I wish I posted more about Lexa, but I don't. I don't because it is not a happy subject. Our life with Lexa is filled with challenge, frustration, and patience.
It is hard to live with a child of TRAUMA. There is not much joy in living with trauma, dysfunction, and the remnants of her abuse in China. I wish the story was different, but it is not. I cannot sugar coat it. The truth is - life with Lexa is hard. We are learning to accept and embrace this reality.
We are learning how to best parent a child of trauma. As she says: 'When you love me, I hate you and put up my walls.' She has built walls of rejection, rudeness, control, and hate. Slowly, her walls grow weaker. Slowly, love creeps in. Slowly, she heals.
BUT, IT IS SO SLOW!!!
This is not what we expected or wanted, but here we are. We are learning to live life with a special needs child - a child with special emotional challenges.
We will never give up on her. We will continue to fight for love. We will continue to fight for the little girl who lies so frightened behind her walls. The little girl who wants to let us in, but can't, not yet. We will go on loving her where she is, and hoping one day the walls will be a memory, and a sign of strength not fear.
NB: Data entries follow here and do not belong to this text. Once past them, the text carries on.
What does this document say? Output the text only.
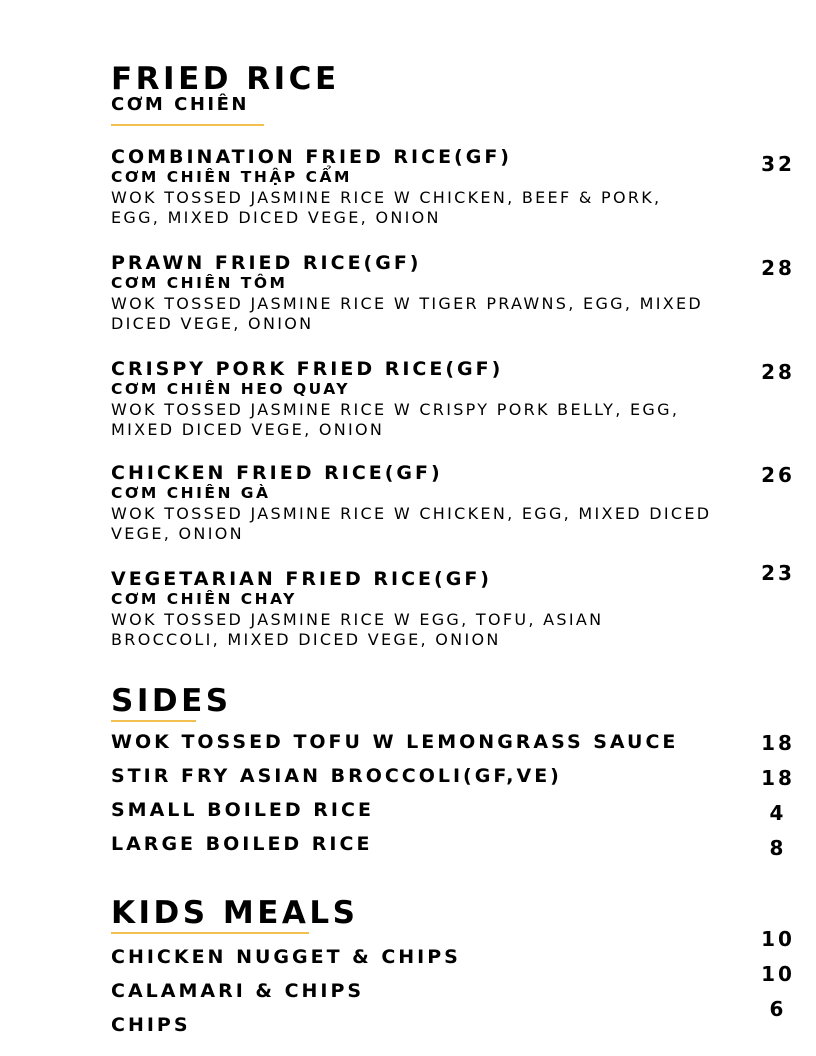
FRIED RICE
CƠM CHIÊN
COMBINATION FRIED RICE(GF)
CƠM CHIÊN THẬP CẨM
WOK TOSSED JASMINE RICE W CHICKEN, BEEF & PORK, EGG, MIXED DICED VEGE, ONION
32
PRAWN FRIED RICE(GF)
CƠM CHIÊN TÔM
WOK TOSSED JASMINE RICE W TIGER PRAWNS, EGG, MIXED DICED VEGE, ONION
28
CRISPY PORK FRIED RICE(GF)
CƠM CHIÊN HEO QUAY
WOK TOSSED JASMINE RICE W CRISPY PORK BELLY, EGG, MIXED DICED VEGE, ONION
28
CHICKEN FRIED RICE(GF)
CƠM CHIÊN GÀ
WOK TOSSED JASMINE RICE W CHICKEN, EGG, MIXED DICED VEGE, ONION
26
VEGETARIAN FRIED RICE(GF)
CƠM CHIÊN CHAY
WOK TOSSED JASMINE RICE W EGG, TOFU, ASIAN BROCCOLI, MIXED DICED VEGE, ONION
23
SIDES
WOK TOSSED TOFU W LEMONGRASS SAUCE	18
STIR FRY ASIAN BROCCOLI(GF,VE)	18
SMALL BOILED RICE	4
LARGE BOILED RICE	8
KIDS MEALS
CHICKEN NUGGET & CHIPS
10
CALAMARI & CHIPS
10
CHIPS
6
We are hopeful. We see signs of love and life behind her rejecting defenses. We see years of growth and challenge ahead. We are slowly learning that this is okay. Like any family facing unexpected special needs, this is a process of grief we must grow through. We are grieving and growing. We are accepting and loving. We are okay.
... yet, there may not be many updates. This journey is often too raw to write about.
We go on - for we believe love can bring her back from the dark place in which she hides.